Agropecuária Hortofruticultura

Pelo Algarve, as alfarrobeiras dão fruto em Dezembro como se fosse Verão

Nos centros de experimentação agrária algarvios, as plantas já reagem ao clima em mudança.

Conforme avança o jornal Público, nesta direcção regional de Agricultura está a maior coleção de árvores de fruto do país — cerca de mil variedades — mas o património vegetal corre o risco de desaparecer por falta de recursos humanos.

As alfarrobas não se medem aos palmos mas torna-se irresistível não comparar o fruto com o tamanho da mão. “Onde é que já se viu isto, em finais de Dezembro?”, pergunta João Costa, intrigado. O fenómeno de crescimento exagerado dos frutos secos fora de época pode ser observado no Centro de Experimentação Agrária de Tavira. O agrónomo, em vésperas de partir para reforma, mostra a maior colecção do país em árvores de fruto – cerca de mil variedades – a cargo da Direcção Regional de Agricultura do Algarve. Só de alfarrobeiras existem 43 espécies, sem contar com mais de 300 variedades de citrinos. Um património em risco de desaparecer por falta de pessoal e interesses imobiliários.

As alterações climáticas trocaram as voltas às estações do ano. As alfarrobeiras apresentam-se num estado vegetativo que faz lembrar o mês de Julho. As amendoeiras, a indiciar um florir precoce, vão pelo mesmo caminho. Mudaram-se os tempos, mas as políticas agrícolas repetem os modelos do passado. O Algarve, uma região cada vez mais árida, assiste todos os dias a uma acentuada perda de biodiversidade. “Recuperámos centenas de variedades de árvores de fruto em risco de se perderem”, destaca o director regional de Agricultura do Algarve, Pedro Monteiro, lembrando que as raças de animais autóctones – a vaca, cabra e a ovelha churra – também estão ameaçadas. “Só temos sete exemplares da vaca algarvia”, exemplifica.

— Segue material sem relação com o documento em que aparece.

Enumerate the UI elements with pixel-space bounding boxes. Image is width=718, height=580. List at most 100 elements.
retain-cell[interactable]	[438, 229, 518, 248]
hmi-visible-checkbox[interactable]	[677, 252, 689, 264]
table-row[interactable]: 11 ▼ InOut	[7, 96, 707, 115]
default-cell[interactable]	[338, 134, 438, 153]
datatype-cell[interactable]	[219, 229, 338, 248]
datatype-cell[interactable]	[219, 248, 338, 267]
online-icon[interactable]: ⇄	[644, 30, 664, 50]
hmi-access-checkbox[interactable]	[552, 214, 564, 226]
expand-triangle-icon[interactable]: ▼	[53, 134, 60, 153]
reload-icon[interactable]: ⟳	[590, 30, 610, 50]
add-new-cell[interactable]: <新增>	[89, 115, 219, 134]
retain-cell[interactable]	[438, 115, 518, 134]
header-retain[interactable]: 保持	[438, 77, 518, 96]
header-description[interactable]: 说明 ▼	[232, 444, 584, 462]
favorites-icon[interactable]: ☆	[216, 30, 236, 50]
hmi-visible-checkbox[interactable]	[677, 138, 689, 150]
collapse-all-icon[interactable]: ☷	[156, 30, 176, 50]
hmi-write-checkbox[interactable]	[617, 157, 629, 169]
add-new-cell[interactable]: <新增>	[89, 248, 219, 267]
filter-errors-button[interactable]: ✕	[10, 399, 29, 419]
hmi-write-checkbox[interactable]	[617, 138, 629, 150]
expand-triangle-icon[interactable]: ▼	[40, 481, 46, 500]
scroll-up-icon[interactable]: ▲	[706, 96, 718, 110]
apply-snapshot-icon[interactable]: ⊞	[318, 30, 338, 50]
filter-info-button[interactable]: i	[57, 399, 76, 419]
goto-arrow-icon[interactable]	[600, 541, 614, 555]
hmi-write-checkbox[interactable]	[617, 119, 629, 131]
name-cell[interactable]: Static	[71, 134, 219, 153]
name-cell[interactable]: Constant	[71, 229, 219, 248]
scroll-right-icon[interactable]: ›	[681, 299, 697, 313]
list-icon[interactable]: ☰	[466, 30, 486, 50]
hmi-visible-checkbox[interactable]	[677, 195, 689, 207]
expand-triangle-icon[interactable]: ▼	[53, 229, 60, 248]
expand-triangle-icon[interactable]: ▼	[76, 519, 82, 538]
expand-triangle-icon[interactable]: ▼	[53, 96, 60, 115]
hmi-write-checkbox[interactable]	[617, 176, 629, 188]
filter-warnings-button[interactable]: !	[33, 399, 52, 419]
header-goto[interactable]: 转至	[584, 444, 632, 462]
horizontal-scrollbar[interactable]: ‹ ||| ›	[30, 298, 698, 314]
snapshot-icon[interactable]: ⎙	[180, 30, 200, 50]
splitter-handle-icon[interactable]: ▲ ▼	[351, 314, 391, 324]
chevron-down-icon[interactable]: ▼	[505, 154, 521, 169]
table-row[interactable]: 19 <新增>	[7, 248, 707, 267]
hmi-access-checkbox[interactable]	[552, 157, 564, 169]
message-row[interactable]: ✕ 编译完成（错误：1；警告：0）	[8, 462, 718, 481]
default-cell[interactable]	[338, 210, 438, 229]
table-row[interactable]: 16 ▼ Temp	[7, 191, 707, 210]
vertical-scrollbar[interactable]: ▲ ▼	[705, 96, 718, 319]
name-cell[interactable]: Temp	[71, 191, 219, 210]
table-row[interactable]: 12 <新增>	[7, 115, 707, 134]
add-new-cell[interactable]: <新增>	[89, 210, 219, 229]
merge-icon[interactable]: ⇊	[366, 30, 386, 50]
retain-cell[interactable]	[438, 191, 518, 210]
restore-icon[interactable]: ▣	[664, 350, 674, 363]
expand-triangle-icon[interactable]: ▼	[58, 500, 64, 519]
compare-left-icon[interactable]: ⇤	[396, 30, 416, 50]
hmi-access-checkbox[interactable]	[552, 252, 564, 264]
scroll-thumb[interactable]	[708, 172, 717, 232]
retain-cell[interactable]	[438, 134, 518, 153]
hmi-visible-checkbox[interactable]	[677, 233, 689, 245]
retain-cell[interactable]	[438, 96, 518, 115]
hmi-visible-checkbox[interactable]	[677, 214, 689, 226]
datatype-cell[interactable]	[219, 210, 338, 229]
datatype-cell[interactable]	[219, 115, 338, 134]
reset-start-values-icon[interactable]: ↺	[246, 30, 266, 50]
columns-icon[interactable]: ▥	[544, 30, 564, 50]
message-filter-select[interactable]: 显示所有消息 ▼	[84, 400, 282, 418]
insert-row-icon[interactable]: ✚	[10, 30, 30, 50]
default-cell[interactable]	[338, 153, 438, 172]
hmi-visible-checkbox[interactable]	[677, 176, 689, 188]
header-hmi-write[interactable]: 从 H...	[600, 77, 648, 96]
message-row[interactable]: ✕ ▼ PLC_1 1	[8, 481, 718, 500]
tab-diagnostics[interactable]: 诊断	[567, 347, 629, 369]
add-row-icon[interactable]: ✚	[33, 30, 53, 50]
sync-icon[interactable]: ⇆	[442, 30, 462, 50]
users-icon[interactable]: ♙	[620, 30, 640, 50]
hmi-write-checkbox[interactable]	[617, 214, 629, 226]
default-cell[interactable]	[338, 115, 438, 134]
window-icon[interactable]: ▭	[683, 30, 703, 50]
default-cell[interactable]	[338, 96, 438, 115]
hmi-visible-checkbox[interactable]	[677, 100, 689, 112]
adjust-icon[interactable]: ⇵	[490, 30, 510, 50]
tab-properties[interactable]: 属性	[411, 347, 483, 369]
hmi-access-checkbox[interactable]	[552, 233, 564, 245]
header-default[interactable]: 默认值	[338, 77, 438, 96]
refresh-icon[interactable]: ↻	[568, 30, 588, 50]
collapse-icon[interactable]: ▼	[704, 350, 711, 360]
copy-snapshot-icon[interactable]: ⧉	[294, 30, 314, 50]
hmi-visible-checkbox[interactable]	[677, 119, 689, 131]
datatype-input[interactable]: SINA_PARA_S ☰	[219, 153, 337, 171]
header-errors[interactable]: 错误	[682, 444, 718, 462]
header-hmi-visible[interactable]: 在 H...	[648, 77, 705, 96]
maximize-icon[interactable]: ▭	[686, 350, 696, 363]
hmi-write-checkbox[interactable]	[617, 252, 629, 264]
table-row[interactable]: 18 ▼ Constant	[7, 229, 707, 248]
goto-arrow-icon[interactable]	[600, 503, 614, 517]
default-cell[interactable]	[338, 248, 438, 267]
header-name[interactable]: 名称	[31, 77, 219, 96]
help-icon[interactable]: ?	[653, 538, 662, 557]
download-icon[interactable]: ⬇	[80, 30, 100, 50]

O Ministério da Agricultura, na região algarvia – tal como no resto do país –, está a perder o contacto com as pessoas que metem as mãos na terra. “Vou partir”, diz João Costa, a acariciar as folhas de uma alfarrobeira, carregada de frutos. As árvores não falam, mas parecem ouvir as palavras do agrónomo, num adeus sem gestos. “Hei-de cá voltar”, promete, deixando cair umas gotas de saudade. Os colegas, António Marreiros e José Tomás, reconhecem-lhe a “carolice e a paixão” com que se entregou, há cerca de 12 anos, a esta causa – a recolha de espécies autóctones, muitas delas em vias de extinção. Gostaria de ter “feito escola”, confidencia. Mas dificilmente vai ter seguidores. “O Armindo Rosa [colega] vai, também, meter os papéis para a reforma”, anuncia. Está a chegar ao fim uma geração que viu nascer os Centros de Experimentação Agrária, numa altura em que o Ministério da Agricultura apostou na descentralização para valorizar a identidade de cada região.